機材(録音のための機械類)は音鉄を実践するためには欠かすことができません。いわば、大切な音鉄のパートナーたちです。 ここではそんな音鉄のパートナーたちのことをご紹介したいと思います。 |
黎明期の機材 |
私が音鉄を始めた頃には立派な機材が買える訳も無く、モノラルの乾電池駆動のカセットテレコにチャチな付属マイクが唯一の機材でした。そのような物ですから、良い音で録れている訳も無く、現在の機材に比べればおハナシにもならないレベルなのですが、それでも録っておいて良かったと思います。 一旦失われた音、特に音鉄のような時代を色濃く反映している環境音は決して戻ることはありません。例えどんな音質にせよ音鉄を始めようかな?と考えている人が居れば今すぐにでも始めてみてください。 当時は、野外録音は不可能でしたがオープンリールのテープレコーダーも所有していました。5インチ位のリールの掛かるモノラル機でしたが、鉄道関係のラジオ番組なんかをそれで録音していました。 |
1973年頃 |
そういった時代から一気に音質が向上したのはソニーのTCM−5000というモノラルのテープレコーダーを入手してからです。当時は「所詮カセットだからモノラルで十分」と、解ったようで解っていない生意気な理由からこの機械を選んだのでした。 このテープレコーダーはモノラルのカセットテープレコーダーだけれども3ヘッド構成で同時モニタリングが可能という面白い機械でした。そのためちゃんとモニターさえしていれば録音失敗はありません。今でもほぼ同等の後継機種がソニーのカタログに載っています。もう一つ、変わったい機能に「エンドアラーム」というのがありました。テープの給送軸と巻き取り軸の回転数差を検知して、テープの終わりをランプの点滅で知らせるというものです。この機械はインタビュー向け用途に適していて、今でもニュース番組等で見かけることがあります。 このレコーダーを年中持ち歩いていて、当時好きだったクラプトンやイーグルス、ツェッペリン、ビートルズといった音楽を車内や町中で聞いていました。後にウォークマンが発売された(下町のご隠居が浴衣にウォークマンをしている広告だった)時には衝撃的でした。 |
1977年頃 |
「モノラルで十分」と粋がってみたものの、当時のナマロクブームに乗って友人が買ったソニーのカセットデンスケを見ながら内心は羨ましく思っていたのです。カセットデンスケは野外持ち出し用途を謳っていながら結構大きくて重量がありました。

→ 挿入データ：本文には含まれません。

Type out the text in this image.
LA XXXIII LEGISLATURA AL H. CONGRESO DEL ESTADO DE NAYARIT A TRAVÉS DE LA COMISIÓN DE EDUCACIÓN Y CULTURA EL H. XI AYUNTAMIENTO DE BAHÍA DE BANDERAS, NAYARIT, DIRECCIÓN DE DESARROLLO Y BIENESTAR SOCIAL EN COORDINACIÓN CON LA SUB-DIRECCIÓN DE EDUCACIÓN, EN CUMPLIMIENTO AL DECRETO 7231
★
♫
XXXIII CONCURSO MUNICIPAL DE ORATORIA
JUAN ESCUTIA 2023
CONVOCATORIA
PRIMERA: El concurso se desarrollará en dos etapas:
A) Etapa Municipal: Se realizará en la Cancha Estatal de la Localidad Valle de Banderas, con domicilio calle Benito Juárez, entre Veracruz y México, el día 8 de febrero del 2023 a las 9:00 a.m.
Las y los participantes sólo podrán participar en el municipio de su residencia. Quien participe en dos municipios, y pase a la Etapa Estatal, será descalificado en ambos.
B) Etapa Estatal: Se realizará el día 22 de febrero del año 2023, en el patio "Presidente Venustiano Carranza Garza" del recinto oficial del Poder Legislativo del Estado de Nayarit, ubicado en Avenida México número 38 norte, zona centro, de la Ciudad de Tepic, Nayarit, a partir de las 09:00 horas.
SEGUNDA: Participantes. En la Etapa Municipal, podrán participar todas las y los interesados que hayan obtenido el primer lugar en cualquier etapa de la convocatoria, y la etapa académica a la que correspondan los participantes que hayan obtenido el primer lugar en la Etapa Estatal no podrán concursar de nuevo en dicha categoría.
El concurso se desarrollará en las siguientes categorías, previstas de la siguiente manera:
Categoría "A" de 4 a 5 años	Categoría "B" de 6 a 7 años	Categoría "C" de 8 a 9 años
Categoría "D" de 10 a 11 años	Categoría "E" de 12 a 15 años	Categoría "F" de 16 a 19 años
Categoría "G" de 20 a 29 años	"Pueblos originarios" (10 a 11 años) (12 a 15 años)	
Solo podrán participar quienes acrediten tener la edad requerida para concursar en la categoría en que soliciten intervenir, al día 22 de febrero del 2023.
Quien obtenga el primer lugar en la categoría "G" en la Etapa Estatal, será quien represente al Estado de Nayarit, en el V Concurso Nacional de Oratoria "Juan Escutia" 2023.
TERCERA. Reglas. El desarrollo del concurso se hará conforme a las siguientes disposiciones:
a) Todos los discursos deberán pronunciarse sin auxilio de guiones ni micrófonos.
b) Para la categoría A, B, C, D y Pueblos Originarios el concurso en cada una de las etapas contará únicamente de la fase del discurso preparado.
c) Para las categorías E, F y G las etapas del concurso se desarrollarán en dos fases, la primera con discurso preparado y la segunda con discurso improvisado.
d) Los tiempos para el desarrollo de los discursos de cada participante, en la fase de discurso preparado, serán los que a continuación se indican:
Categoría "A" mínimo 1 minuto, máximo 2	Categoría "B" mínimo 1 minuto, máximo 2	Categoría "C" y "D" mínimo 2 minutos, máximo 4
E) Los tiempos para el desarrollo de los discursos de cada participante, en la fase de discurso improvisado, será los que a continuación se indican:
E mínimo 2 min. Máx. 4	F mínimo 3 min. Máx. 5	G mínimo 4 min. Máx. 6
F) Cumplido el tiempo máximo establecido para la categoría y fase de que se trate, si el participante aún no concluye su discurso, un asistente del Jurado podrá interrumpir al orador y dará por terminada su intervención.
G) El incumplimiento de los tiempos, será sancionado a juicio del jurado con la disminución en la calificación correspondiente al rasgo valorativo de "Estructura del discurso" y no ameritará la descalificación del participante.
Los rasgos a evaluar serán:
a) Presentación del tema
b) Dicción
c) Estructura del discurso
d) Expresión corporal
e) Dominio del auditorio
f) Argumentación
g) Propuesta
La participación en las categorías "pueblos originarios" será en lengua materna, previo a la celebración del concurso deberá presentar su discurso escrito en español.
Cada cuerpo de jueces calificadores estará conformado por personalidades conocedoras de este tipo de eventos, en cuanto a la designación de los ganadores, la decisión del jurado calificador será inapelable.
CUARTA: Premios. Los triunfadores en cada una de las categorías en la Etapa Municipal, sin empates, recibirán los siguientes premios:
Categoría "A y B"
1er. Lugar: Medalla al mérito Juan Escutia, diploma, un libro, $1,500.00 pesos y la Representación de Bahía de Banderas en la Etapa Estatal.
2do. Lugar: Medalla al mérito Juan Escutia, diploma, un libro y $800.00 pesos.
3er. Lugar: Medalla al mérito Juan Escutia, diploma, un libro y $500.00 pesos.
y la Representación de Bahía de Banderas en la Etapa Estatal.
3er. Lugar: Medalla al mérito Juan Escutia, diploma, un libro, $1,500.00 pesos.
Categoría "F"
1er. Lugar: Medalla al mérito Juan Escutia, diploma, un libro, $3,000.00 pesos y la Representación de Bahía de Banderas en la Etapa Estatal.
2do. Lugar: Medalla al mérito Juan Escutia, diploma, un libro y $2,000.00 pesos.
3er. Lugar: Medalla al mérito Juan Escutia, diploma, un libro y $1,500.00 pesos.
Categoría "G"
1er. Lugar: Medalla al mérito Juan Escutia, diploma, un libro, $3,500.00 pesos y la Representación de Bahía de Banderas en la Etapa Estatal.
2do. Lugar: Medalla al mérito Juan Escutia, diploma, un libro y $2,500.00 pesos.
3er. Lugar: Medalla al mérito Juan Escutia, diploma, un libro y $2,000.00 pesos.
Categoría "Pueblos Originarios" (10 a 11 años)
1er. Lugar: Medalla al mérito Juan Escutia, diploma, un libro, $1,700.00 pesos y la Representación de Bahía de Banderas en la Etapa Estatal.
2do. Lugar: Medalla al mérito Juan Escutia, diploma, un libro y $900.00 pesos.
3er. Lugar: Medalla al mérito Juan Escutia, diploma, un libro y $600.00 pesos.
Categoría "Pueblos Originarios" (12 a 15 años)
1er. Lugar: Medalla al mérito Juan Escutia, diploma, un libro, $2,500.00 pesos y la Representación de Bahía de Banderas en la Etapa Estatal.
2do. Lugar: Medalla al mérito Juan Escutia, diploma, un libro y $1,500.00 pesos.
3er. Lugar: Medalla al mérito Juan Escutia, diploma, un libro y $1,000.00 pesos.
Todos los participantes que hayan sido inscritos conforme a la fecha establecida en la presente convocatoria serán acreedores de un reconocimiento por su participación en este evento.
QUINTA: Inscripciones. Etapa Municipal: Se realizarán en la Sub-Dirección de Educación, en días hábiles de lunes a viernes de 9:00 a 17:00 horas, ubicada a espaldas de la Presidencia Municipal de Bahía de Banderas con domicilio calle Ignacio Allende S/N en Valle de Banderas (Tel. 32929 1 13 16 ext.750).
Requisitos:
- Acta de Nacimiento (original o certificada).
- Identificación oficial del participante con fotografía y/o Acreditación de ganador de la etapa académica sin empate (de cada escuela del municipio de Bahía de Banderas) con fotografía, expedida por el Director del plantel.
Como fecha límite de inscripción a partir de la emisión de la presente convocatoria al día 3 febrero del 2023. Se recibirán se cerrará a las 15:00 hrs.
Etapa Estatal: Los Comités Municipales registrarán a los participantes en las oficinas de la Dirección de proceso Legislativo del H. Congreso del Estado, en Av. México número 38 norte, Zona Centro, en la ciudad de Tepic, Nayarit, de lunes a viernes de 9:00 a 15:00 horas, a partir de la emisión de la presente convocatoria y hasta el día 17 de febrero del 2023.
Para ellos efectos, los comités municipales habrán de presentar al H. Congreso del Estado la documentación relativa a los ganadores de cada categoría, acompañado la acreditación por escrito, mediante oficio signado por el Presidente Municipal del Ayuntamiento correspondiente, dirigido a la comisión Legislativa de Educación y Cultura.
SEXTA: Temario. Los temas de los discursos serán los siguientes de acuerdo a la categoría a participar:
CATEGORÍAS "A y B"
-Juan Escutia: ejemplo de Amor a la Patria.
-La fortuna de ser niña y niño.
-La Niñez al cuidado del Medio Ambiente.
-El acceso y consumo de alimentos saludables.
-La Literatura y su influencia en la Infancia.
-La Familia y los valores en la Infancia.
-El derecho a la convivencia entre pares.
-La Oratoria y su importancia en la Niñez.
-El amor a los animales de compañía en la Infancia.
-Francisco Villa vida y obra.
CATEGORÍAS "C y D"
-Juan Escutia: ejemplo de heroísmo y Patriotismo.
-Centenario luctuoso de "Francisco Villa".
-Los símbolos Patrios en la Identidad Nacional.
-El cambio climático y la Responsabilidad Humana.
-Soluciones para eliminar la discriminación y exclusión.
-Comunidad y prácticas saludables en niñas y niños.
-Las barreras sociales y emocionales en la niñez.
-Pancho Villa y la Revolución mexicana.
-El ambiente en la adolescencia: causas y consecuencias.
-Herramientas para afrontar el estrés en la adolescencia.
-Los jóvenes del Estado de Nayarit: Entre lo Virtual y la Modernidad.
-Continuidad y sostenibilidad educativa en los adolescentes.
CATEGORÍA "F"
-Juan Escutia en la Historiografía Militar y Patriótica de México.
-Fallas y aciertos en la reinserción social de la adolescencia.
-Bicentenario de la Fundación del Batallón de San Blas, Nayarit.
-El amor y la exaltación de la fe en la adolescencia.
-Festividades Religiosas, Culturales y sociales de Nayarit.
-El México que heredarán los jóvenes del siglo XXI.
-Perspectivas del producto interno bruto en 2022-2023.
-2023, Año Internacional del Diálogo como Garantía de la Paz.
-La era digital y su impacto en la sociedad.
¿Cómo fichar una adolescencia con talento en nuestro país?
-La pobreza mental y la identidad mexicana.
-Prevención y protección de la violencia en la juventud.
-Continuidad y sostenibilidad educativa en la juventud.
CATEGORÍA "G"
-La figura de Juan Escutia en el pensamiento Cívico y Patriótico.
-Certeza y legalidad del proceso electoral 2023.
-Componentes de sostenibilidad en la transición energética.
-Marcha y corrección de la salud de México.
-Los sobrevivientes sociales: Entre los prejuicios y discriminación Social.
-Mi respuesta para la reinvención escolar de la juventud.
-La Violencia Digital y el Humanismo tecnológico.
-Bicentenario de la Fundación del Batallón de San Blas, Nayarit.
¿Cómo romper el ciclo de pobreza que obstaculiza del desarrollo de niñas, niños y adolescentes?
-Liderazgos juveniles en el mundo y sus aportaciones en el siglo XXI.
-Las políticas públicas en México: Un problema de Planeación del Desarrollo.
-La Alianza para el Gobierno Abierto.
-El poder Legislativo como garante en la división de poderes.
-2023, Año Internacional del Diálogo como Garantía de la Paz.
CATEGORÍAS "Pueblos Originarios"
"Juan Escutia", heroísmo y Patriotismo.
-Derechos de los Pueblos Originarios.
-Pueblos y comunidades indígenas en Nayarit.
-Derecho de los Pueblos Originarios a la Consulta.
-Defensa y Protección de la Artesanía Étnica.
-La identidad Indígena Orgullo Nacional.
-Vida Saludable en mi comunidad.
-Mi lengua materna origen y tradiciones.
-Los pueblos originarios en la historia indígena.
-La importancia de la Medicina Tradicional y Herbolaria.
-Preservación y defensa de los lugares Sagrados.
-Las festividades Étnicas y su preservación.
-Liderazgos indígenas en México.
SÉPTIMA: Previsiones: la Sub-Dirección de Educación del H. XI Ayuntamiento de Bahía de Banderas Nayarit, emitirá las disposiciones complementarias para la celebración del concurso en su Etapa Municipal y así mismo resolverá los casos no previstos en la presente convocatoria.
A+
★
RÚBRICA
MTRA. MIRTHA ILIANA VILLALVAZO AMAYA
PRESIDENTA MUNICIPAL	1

大きさは今のVHSビデオデッキ位あったのではないでしょうか。そういった状況の中、ビクターからKD−2というナマロクデッキが登場し、私はずっと羨望の目で見ていました。このデッキにはドルビー互換のANRS/SuperANRSというノイズリダクション装置が搭載され、デンスケよりも2回り位小さな黒い筐体に大きなアナログVUメーターを2つ並べて装備されていてなかなかの格好良さだったのです。これにFOSTEXのダイナミックマイク2本を組み合わせて主に東北本線の音を収録していました。客車内の走行音は殆どが2本のマイクを1本ずつ手に持つというスタイル(!)で、収録終了後は腕がパンパンになったのは言うまでもありません。 |
1985年頃 |
大学を出てから暫く音鉄から遠のいていました。新婚旅行の時に成田で買った海外向けの録音可能なカセットヘッドホンステレオで水郡線のC56を録った程度です。 |
1995年頃 |
バンドの練習を録音したいという理由で安く購入したシャープのDATで再び音鉄を想い出してしまいました。それで新津口のD51498や蒲原鉄道を録ったのがきっかけです。それからMDでの通勤電車内での収録が始まり、現在に至っています。 気が付くと絶滅の危機に瀕している音鉄たちの何と多いことか...全国にあれだけ居たキハ48系列でもそろそろラストランが言われ始めています。そんな状況の中で、今自分に可能な限りのものを録って、残しておきたいと強く感じるようになりました。幸いバンド関連で集めた機材と知識が使えます。そういう訳で今に至っているのです(^^) |
録音機 | |||
DAR | TASCAM HD−P2 |
現在のメインレコーダーで、DA−P1を使い込んで居て馴染みが有るということも理由で選択。DA−P1同様にマイクプリアンプとファントム電源を装備しており、本格的なコンデンサーマイクも使えるのが最大の強み。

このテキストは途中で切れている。